Flow cytometry analysis for immune cell compartments panel. (A) Prevalence % of CD4+ (blue, p < 0.0001) and CD8+ T cells (purple, p = 0.0003). (B) Prevalence % of IL4+-producing-CD4+ (blue) and -CD8+ T cells (purple), respectively. (C) Prevalence % of IFNγ+-producing-CD4+ (blue) and -CD8+ T cells (purple), respectively. (D) Prevalence % of IFNγ+-producing NK cells (purple, p < 0.0001), CD56dim (green, p < 0.0001), and CD56bright (blue, p < 0.0001) during the timing. Multivariable mixed models for repeated measures adjusted for confounders (time, age, sex, responders) were performed.

3.4 Resistance of IFNγ-Producing Cells During Immunization

IFNγ has an important role in the innate response against intracellular infections and in the regulation of adaptive immune response. Recently, it has been demonstrated that also B cells could produce IFNγ, which normally is mainly produced by NK cells and CD4+ T cells for innate strengthening. IFNγ directly inhibits viral replication, protecting the host against virus-induced pathogenesis and lethality (14).

Notably, here we noticed a reduction of IFNγ-producing CD19+ ( Figure 1B ), under the increased frequencies of IL4-producing CD8+ T cells ( Figure 2B ).
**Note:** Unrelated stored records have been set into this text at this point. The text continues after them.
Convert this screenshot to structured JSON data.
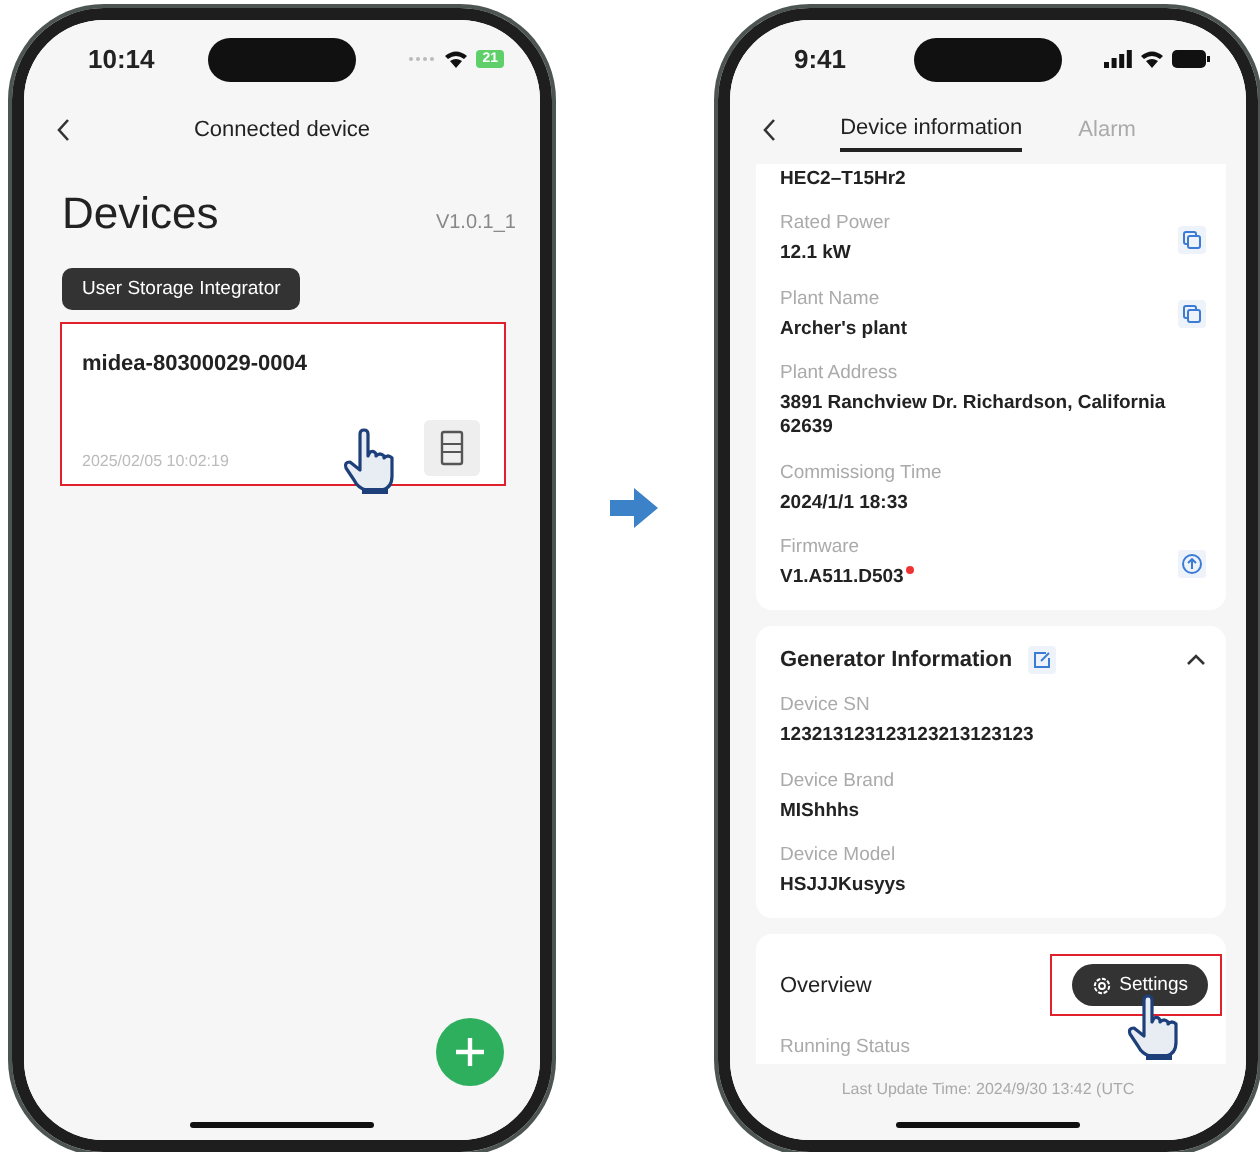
{
  "left_screen": {
    "status_bar": {
      "time": "10:14",
      "battery": "21"
    },
    "header": {
      "title": "Connected device"
    },
    "page_title": "Devices",
    "version": "V1.0.1_1",
    "role_badge": "User Storage Integrator",
    "devices": [
      {
        "name": "midea-80300029-0004",
        "time": "2025/02/05 10:02:19",
        "highlighted": true,
        "tapped": true
      }
    ]
  },
  "right_screen": {
    "status_bar": {
      "time": "9:41"
    },
    "tabs": [
      {
        "label": "Device information",
        "selected": true
      },
      {
        "label": "Alarm",
        "selected": false
      }
    ],
    "info_fields": [
      {
        "value": "HEC2–T15Hr2",
        "kind": "plain",
        "new": false
      },
      {
        "label": "Rated Power",
        "value": "12.1 kW",
        "kind": "copyable",
        "new": false
      },
      {
        "label": "Plant Name",
        "value": "Archer's plant",
        "kind": "copyable",
        "new": false
      },
      {
        "label": "Plant Address",
        "value": "3891 Ranchview Dr. Richardson, California 62639",
        "kind": "plain",
        "new": false
      },
      {
        "label": "Commissiong Time",
        "value": "2024/1/1 18:33",
        "kind": "plain",
        "new": false
      },
      {
        "label": "Firmware",
        "value": "V1.A511.D503",
        "kind": "upgradable",
        "new": true
      }
    ],
    "generator": {
      "title": "Generator Information",
      "expanded": true,
      "fields": [
        {
          "label": "Device SN",
          "value": "123213123123123213123123"
        },
        {
          "label": "Device Brand",
          "value": "MIShhhs"
        },
        {
          "label": "Device Model",
          "value": "HSJJJKusyys"
        }
      ]
    },
    "overview": {
      "title": "Overview",
      "settings_button": {
        "label": "Settings",
        "highlighted": true,
        "tapped": true
      },
      "first_label": "Running Status"
    },
    "footer": "Last Update Time: 2024/9/30 13:42 (UTC"
  }
}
Increasing evidence from clinical observations reveals the great heterogeneity of B cells. Among groups, IFNγ-producing B cells showed an increase in R+ during the first stages of the primary response ( Figure S3B ) rather than the R- group in early cytotoxic cytokine-producing cells. At 24 h from the first immunization, all groups produced IL-4-expressing B cells ( Figure S3C ) and have increased IFNγ-producing B cells ( Figure S3B ).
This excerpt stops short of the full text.